Après une rupture amoureuse, il est courant de s'entendre dire : "tu devrais prendre du temps pour toi, te recentrer sur celui que tu es vraiment". On n'a même plus besoin d'entendre ce conseil formulé dans la bouche d'un ami, il est déjà intégré dans notre logiciel intérieur. Comme si c'était là l'issue, l'alpha et l'omega de toute reconstruction personnelle.
Pleurant sans cesse ?
Dis, qu’as-tu fait, toi que voilà
De ta jeunesse ?"
Paul Verlaine
La renaissance passerait ainsi par une re-connaissance. Apprendre à se connaître soi-même, à se re-connaître. Ce n'est pas si simple d'appliquer ces principes fondamentaux. Ces dernières années, j'ai pris le temps, je crois, de mieux savoir qui j'étais, ce que j'aimais, ce que je voulais, quels étaient mes essentiels. De savoir aussi quelles étaient mes failles, mes vulnérabilités. J'ai écouté ce que l'on disait de moi. Je me suis remis en question.
J'ai aussi investi - du temps, mais pas seulement - sur moi. Je me suis mis au sport, j'ai pris des leçons d'échecs, des leçons de danse. J'ai médité. J'ai lu. J'ai réfléchi. Dans quelques semaines - étape ultime de ce processus - je me ferai sans doute une retraite solitaire, quelque part vers le sud.
Je suis tombé sur moi
Je ne sais pas où tout cela me mènera vraiment. J'ai l'impression de savoir qui je suis, depuis quelques temps déjà. D'être déjà tombé sur moi au détour d'un chemin. "Sur le Pont Neuf j'ai rencontré / L'ancienne image de moi-même / Qui n'avait d'yeux que pour pleurer / De bouche que pour le blasphème". Pourtant, je continue de m'interroger. Jusqu'à quel point peut-on partir à la rencontre de soi ? Surtout, dans quelle mesure cela nous guérit-il vraiment ? "Sur le Pont Neuf j'ai rencontré / Mon double ignorant et crédule / Et je suis longtemps demeuré / Dans ma propre ombre qui recule".

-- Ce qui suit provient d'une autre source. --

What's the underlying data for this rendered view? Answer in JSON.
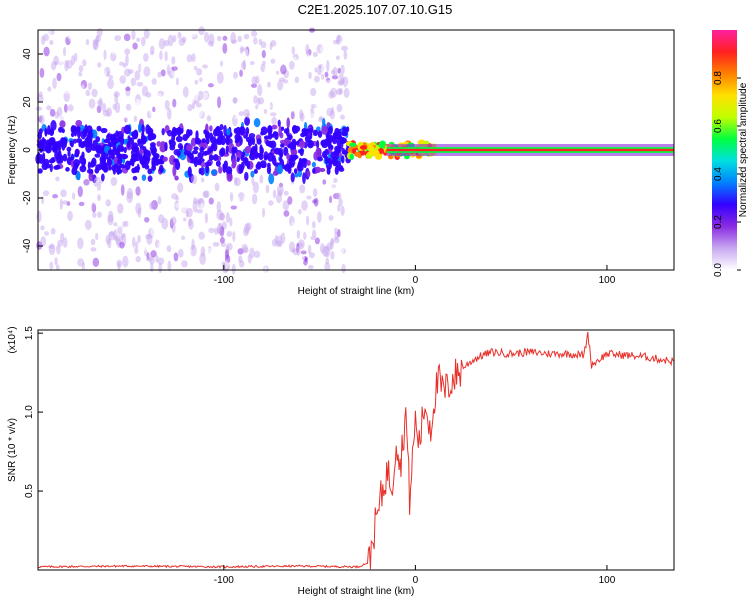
{
  "figure": {
    "title": "C2E1.2025.107.07.10.G15"
  },
  "chart_data": [
    {
      "type": "heatmap",
      "title": "C2E1.2025.107.07.10.G15",
      "xlabel": "Height of straight line (km)",
      "ylabel": "Frequency (Hz)",
      "xlim": [
        -197,
        135
      ],
      "ylim": [
        -50,
        50
      ],
      "xticks": [
        -100,
        0,
        100
      ],
      "yticks": [
        -40,
        -20,
        0,
        20,
        40
      ],
      "colorbar": {
        "label": "Normalized spectral amplitude",
        "range": [
          0,
          1
        ],
        "ticks": [
          "0.0",
          "0.2",
          "0.4",
          "0.6",
          "0.8"
        ],
        "colors": [
          "#ffffff",
          "#c8a8f0",
          "#8a2be2",
          "#3300ff",
          "#0080ff",
          "#00e0e0",
          "#00ff40",
          "#c0ff00",
          "#ffe000",
          "#ff8000",
          "#ff2020",
          "#ff20a0"
        ]
      },
      "regions": [
        {
          "name": "scattered-noise",
          "x": [
            -197,
            -35
          ],
          "freq_spread_hz": 50,
          "amplitude": 0.15
        },
        {
          "name": "transition",
          "x": [
            -35,
            10
          ],
          "freq_spread_hz": 3,
          "amplitude": 0.8
        },
        {
          "name": "stable-carrier",
          "x": [
            10,
            135
          ],
          "freq_hz": 0,
          "amplitude": 0.95
        }
      ]
    },
    {
      "type": "line",
      "xlabel": "Height of straight line (km)",
      "ylabel": "SNR (10 * v/v)",
      "multiplier": "(x10⁴)",
      "xlim": [
        -197,
        135
      ],
      "ylim": [
        0,
        1.52
      ],
      "xticks": [
        -100,
        0,
        100
      ],
      "yticks": [
        "0.5",
        "1.0",
        "1.5"
      ],
      "series": [
        {
          "name": "SNR",
          "color": "#e8302a",
          "x": [
            -197,
            -150,
            -100,
            -60,
            -30,
            -24,
            -22,
            -18,
            -15,
            -12,
            -10,
            -8,
            -5,
            -3,
            0,
            2,
            5,
            8,
            10,
            12,
            15,
            20,
            25,
            30,
            35,
            40,
            50,
            60,
            70,
            80,
            88,
            90,
            92,
            100,
            110,
            120,
            130,
            135
          ],
          "y": [
            0.02,
            0.025,
            0.02,
            0.025,
            0.02,
            0.05,
            0.22,
            0.45,
            0.62,
            0.55,
            0.85,
            0.65,
            1.0,
            0.45,
            0.95,
            0.8,
            1.05,
            0.9,
            1.1,
            1.2,
            1.12,
            1.22,
            1.28,
            1.33,
            1.36,
            1.38,
            1.37,
            1.38,
            1.37,
            1.37,
            1.36,
            1.5,
            1.3,
            1.37,
            1.36,
            1.35,
            1.33,
            1.32
          ]
        }
      ]
    }
  ]
}
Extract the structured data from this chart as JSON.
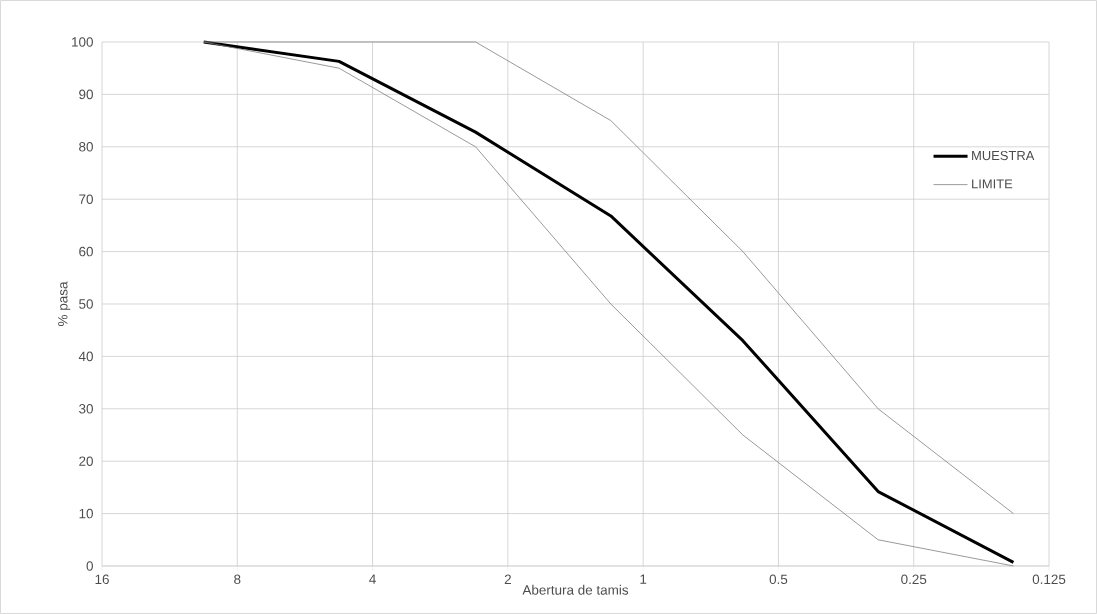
{
  "chart_data": {
    "type": "line",
    "xlabel": "Abertura de tamis",
    "ylabel": "% pasa",
    "log": "x",
    "xlim": [
      16,
      0.125
    ],
    "xticks": [
      16,
      8,
      4,
      2,
      1,
      0.5,
      0.25,
      0.125
    ],
    "ylim": [
      0,
      100
    ],
    "yticks": [
      0,
      10,
      20,
      30,
      40,
      50,
      60,
      70,
      80,
      90,
      100
    ],
    "grid": true,
    "legend": "top right",
    "marker": "none",
    "line_style": "solid",
    "x": [
      9.5,
      4.75,
      2.36,
      1.18,
      0.6,
      0.3,
      0.15
    ],
    "series": [
      {
        "name": "MUESTRA",
        "color": "#000000",
        "values": [
          100,
          96.3,
          82.8,
          66.8,
          43,
          14.2,
          0.7
        ]
      },
      {
        "name": "LIMITE",
        "color": "#808080",
        "values": [
          100,
          100,
          100,
          85,
          60,
          30,
          10
        ]
      },
      {
        "color": "#808080",
        "values": [
          100,
          95,
          80,
          50,
          25,
          5,
          0
        ]
      }
    ]
  }
}
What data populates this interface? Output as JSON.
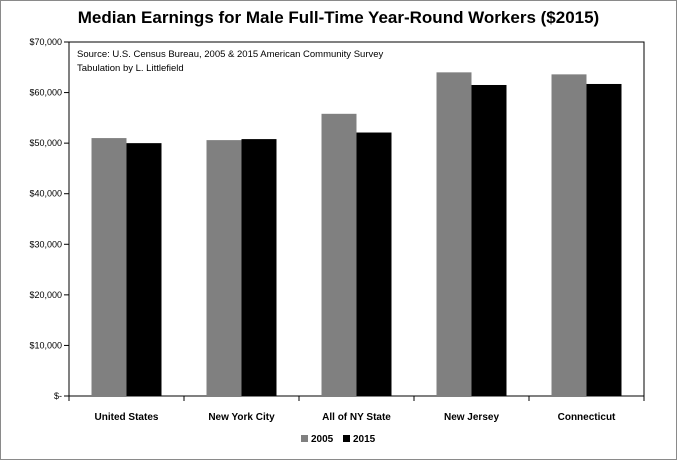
{
  "chart_data": {
    "type": "bar",
    "title": "Median Earnings for Male Full-Time Year-Round Workers ($2015)",
    "categories": [
      "United States",
      "New York City",
      "All of NY State",
      "New Jersey",
      "Connecticut"
    ],
    "series": [
      {
        "name": "2005",
        "values": [
          51000,
          50600,
          55800,
          64000,
          63600
        ],
        "color": "#808080"
      },
      {
        "name": "2015",
        "values": [
          50000,
          50800,
          52100,
          61500,
          61700
        ],
        "color": "#000000"
      }
    ],
    "ylim": [
      0,
      70000
    ],
    "yticks": [
      {
        "value": 0,
        "label": "$-"
      },
      {
        "value": 10000,
        "label": "$10,000"
      },
      {
        "value": 20000,
        "label": "$20,000"
      },
      {
        "value": 30000,
        "label": "$30,000"
      },
      {
        "value": 40000,
        "label": "$40,000"
      },
      {
        "value": 50000,
        "label": "$50,000"
      },
      {
        "value": 60000,
        "label": "$60,000"
      },
      {
        "value": 70000,
        "label": "$70,000"
      }
    ],
    "annotations": [
      "Source:  U.S. Census Bureau, 2005 & 2015 American Community Survey",
      "Tabulation by L. Littlefield"
    ],
    "grid": false,
    "legend_position": "bottom-center"
  }
}
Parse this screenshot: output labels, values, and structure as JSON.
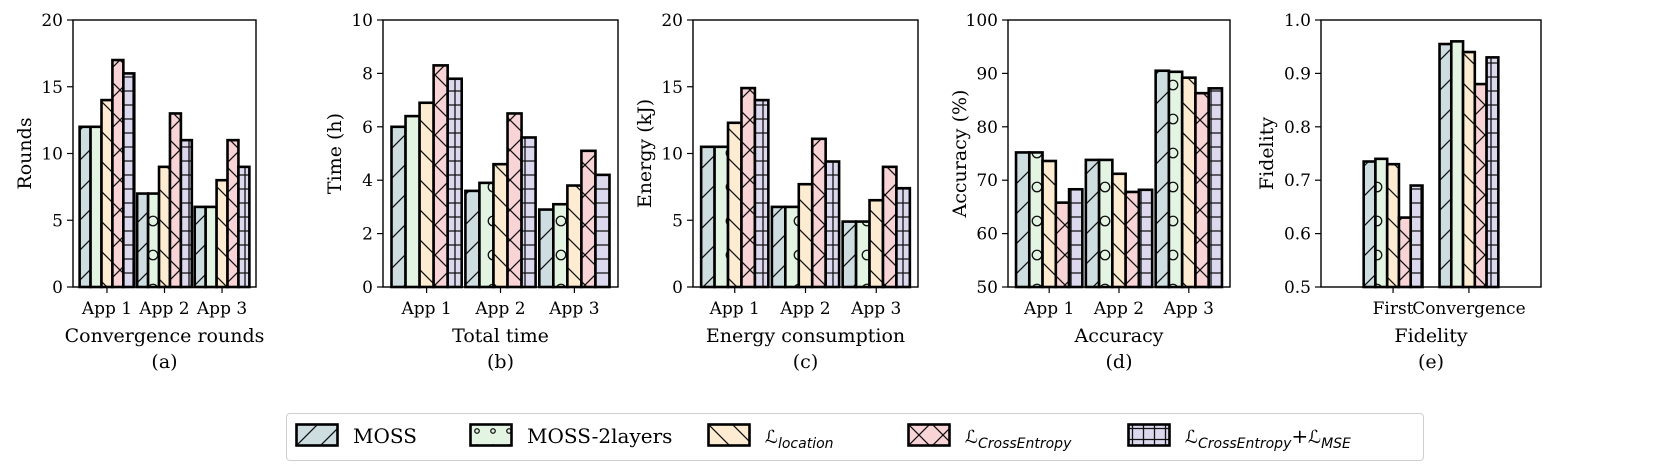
{
  "colors": {
    "MOSS": "#cddde0",
    "MOSS-2layers": "#e3f4e3",
    "location": "#fdecd2",
    "CrossEntropy": "#f8d4d6",
    "CrossEntropyMSE": "#dcd9ef"
  },
  "legend": {
    "items": [
      {
        "key": "MOSS",
        "label": "MOSS",
        "hatch": "diag-fwd"
      },
      {
        "key": "MOSS-2layers",
        "label": "MOSS-2layers",
        "hatch": "circles"
      },
      {
        "key": "location",
        "label_main": "ℒ",
        "label_sub": "location",
        "hatch": "diag-back"
      },
      {
        "key": "CrossEntropy",
        "label_main": "ℒ",
        "label_sub": "CrossEntropy",
        "hatch": "cross"
      },
      {
        "key": "CrossEntropyMSE",
        "label_main": "ℒ",
        "label_sub": "CrossEntropy",
        "label_plus": "+",
        "label_main2": "ℒ",
        "label_sub2": "MSE",
        "hatch": "grid"
      }
    ]
  },
  "chart_data": [
    {
      "type": "bar",
      "panel": "(a)",
      "xlabel": "Convergence rounds",
      "ylabel": "Rounds",
      "categories": [
        "App 1",
        "App 2",
        "App 3"
      ],
      "ylim": [
        0,
        20
      ],
      "yticks": [
        "0",
        "5",
        "10",
        "15",
        "20"
      ],
      "series": [
        {
          "key": "MOSS",
          "values": [
            12,
            7,
            6
          ]
        },
        {
          "key": "MOSS-2layers",
          "values": [
            12,
            7,
            6
          ]
        },
        {
          "key": "location",
          "values": [
            14,
            9,
            8
          ]
        },
        {
          "key": "CrossEntropy",
          "values": [
            17,
            13,
            11
          ]
        },
        {
          "key": "CrossEntropyMSE",
          "values": [
            16,
            11,
            9
          ]
        }
      ]
    },
    {
      "type": "bar",
      "panel": "(b)",
      "xlabel": "Total time",
      "ylabel": "Time (h)",
      "categories": [
        "App 1",
        "App 2",
        "App 3"
      ],
      "ylim": [
        0,
        10
      ],
      "yticks": [
        "0",
        "2",
        "4",
        "6",
        "8",
        "10"
      ],
      "series": [
        {
          "key": "MOSS",
          "values": [
            6.0,
            3.6,
            2.9
          ]
        },
        {
          "key": "MOSS-2layers",
          "values": [
            6.4,
            3.9,
            3.1
          ]
        },
        {
          "key": "location",
          "values": [
            6.9,
            4.6,
            3.8
          ]
        },
        {
          "key": "CrossEntropy",
          "values": [
            8.3,
            6.5,
            5.1
          ]
        },
        {
          "key": "CrossEntropyMSE",
          "values": [
            7.8,
            5.6,
            4.2
          ]
        }
      ]
    },
    {
      "type": "bar",
      "panel": "(c)",
      "xlabel": "Energy consumption",
      "ylabel": "Energy (kJ)",
      "categories": [
        "App 1",
        "App 2",
        "App 3"
      ],
      "ylim": [
        0,
        20
      ],
      "yticks": [
        "0",
        "5",
        "10",
        "15",
        "20"
      ],
      "series": [
        {
          "key": "MOSS",
          "values": [
            10.5,
            6.0,
            4.9
          ]
        },
        {
          "key": "MOSS-2layers",
          "values": [
            10.5,
            6.0,
            4.9
          ]
        },
        {
          "key": "location",
          "values": [
            12.3,
            7.7,
            6.5
          ]
        },
        {
          "key": "CrossEntropy",
          "values": [
            14.9,
            11.1,
            9.0
          ]
        },
        {
          "key": "CrossEntropyMSE",
          "values": [
            14.0,
            9.4,
            7.4
          ]
        }
      ]
    },
    {
      "type": "bar",
      "panel": "(d)",
      "xlabel": "Accuracy",
      "ylabel": "Accuracy (%)",
      "categories": [
        "App 1",
        "App 2",
        "App 3"
      ],
      "ylim": [
        50,
        100
      ],
      "yticks": [
        "50",
        "60",
        "70",
        "80",
        "90",
        "100"
      ],
      "series": [
        {
          "key": "MOSS",
          "values": [
            75.2,
            73.8,
            90.5
          ]
        },
        {
          "key": "MOSS-2layers",
          "values": [
            75.2,
            73.8,
            90.3
          ]
        },
        {
          "key": "location",
          "values": [
            73.6,
            71.2,
            89.2
          ]
        },
        {
          "key": "CrossEntropy",
          "values": [
            65.8,
            67.8,
            86.3
          ]
        },
        {
          "key": "CrossEntropyMSE",
          "values": [
            68.3,
            68.2,
            87.2
          ]
        }
      ]
    },
    {
      "type": "bar",
      "panel": "(e)",
      "xlabel": "Fidelity",
      "ylabel": "Fidelity",
      "categories": [
        "First",
        "Convergence"
      ],
      "ylim": [
        0.5,
        1.0
      ],
      "yticks": [
        "0.5",
        "0.6",
        "0.7",
        "0.8",
        "0.9",
        "1.0"
      ],
      "series": [
        {
          "key": "MOSS",
          "values": [
            0.735,
            0.955
          ]
        },
        {
          "key": "MOSS-2layers",
          "values": [
            0.74,
            0.96
          ]
        },
        {
          "key": "location",
          "values": [
            0.73,
            0.94
          ]
        },
        {
          "key": "CrossEntropy",
          "values": [
            0.63,
            0.88
          ]
        },
        {
          "key": "CrossEntropyMSE",
          "values": [
            0.69,
            0.93
          ]
        }
      ]
    }
  ]
}
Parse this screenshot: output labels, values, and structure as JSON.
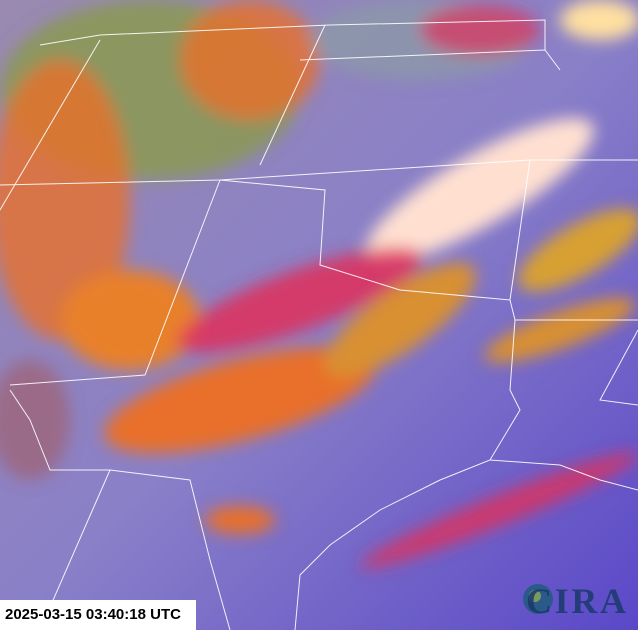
{
  "timestamp": "2025-03-15 03:40:18 UTC",
  "logo": {
    "text": "CIRA"
  },
  "colors": {
    "clear_sky": "#6a62c8",
    "high_cloud_orange": "#e8702a",
    "cloud_red": "#e0305a",
    "dust_white": "#ffe0d0",
    "land_green": "#8a9a4a",
    "border": "#ffffff"
  }
}
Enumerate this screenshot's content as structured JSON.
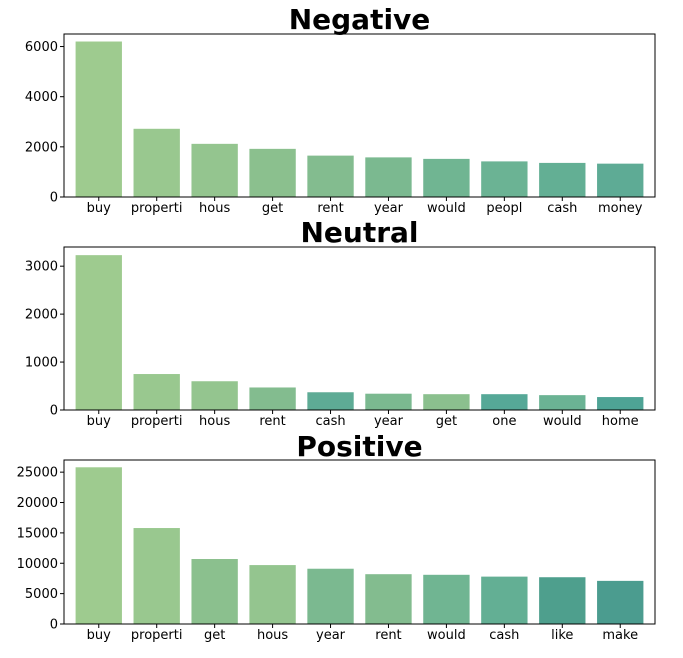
{
  "chart_data": [
    {
      "type": "bar",
      "title": "Negative",
      "categories": [
        "buy",
        "properti",
        "hous",
        "get",
        "rent",
        "year",
        "would",
        "peopl",
        "cash",
        "money"
      ],
      "values": [
        6200,
        2720,
        2120,
        1920,
        1650,
        1580,
        1520,
        1420,
        1360,
        1330
      ],
      "ylim": [
        0,
        6500
      ],
      "yticks": [
        0,
        2000,
        4000,
        6000
      ],
      "colors": [
        "#9ecb8f",
        "#99c88f",
        "#94c58f",
        "#8bc08e",
        "#83bc8f",
        "#7bb990",
        "#70b592",
        "#6bb394",
        "#63af94",
        "#5eab95"
      ],
      "grid": false,
      "xlabel": "",
      "ylabel": ""
    },
    {
      "type": "bar",
      "title": "Neutral",
      "categories": [
        "buy",
        "properti",
        "hous",
        "rent",
        "cash",
        "year",
        "get",
        "one",
        "would",
        "home"
      ],
      "values": [
        3230,
        750,
        600,
        470,
        370,
        340,
        330,
        330,
        310,
        270
      ],
      "ylim": [
        0,
        3400
      ],
      "yticks": [
        0,
        1000,
        2000,
        3000
      ],
      "colors": [
        "#9ecb8f",
        "#99c88f",
        "#94c58f",
        "#83bc8f",
        "#5eab95",
        "#7bb990",
        "#8bc08e",
        "#56a897",
        "#6bb394",
        "#4ea395"
      ],
      "grid": false,
      "xlabel": "",
      "ylabel": ""
    },
    {
      "type": "bar",
      "title": "Positive",
      "categories": [
        "buy",
        "properti",
        "get",
        "hous",
        "year",
        "rent",
        "would",
        "cash",
        "like",
        "make"
      ],
      "values": [
        25800,
        15800,
        10700,
        9700,
        9100,
        8200,
        8100,
        7800,
        7700,
        7100
      ],
      "ylim": [
        0,
        27000
      ],
      "yticks": [
        0,
        5000,
        10000,
        15000,
        20000,
        25000
      ],
      "colors": [
        "#9ecb8f",
        "#99c88f",
        "#8bc08e",
        "#94c58f",
        "#7bb990",
        "#83bc8f",
        "#70b592",
        "#63af94",
        "#4e9f8d",
        "#4b9c8f"
      ],
      "grid": false,
      "xlabel": "",
      "ylabel": ""
    }
  ]
}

J'en discutais encore il y a quelques jours avec une amie, après avoir évoqué ensemble L'Anomalie : "aimerais-tu te rencontrer ? Non pas un frère jumeau, mais toi-même ? Un double parfait". Ce n'est pas une question simple. Je me demande ce que je penserais de moi, si d'aventure je prenais un café avec mon double.
"Je me retrouve dehors avec mes lanternes, à la recherche de moi-même". Emily Dickinson
Est-ce que j'arriverais à avoir une conversation intéressante, avec moi-même ? Je serais sans doute tenté de me coacher. De me motiver à me dépasser, à exploiter au maximum mon potentiel. Ah, et je suis sûr que j'aimerais jouer une partie d'échecs avec ce joueur de mon exact niveau.
Peut-être serait-il possible de se surprendre soi-même. De s'amener à découvrir de nouveaux horizons. Peut-être qu'une telle rencontre serait déterminante, et - ce qui serait un comble - nous changerait tous les deux, pour toujours.
Ce blog m'aide probablement à partir à ma rencontre, depuis plus de dix ans maintenant. Je peux me relire, à l'occasion, pour me rappeler ce que je pensais, ou ce que je ressentais, à telle ou telle époque. Il me force aussi à chercher les mots pour exprimer ce que je veux dire, ce que je veux raconter. Se rencontrer, donc, une bonne fois, pour pouvoir se raconter.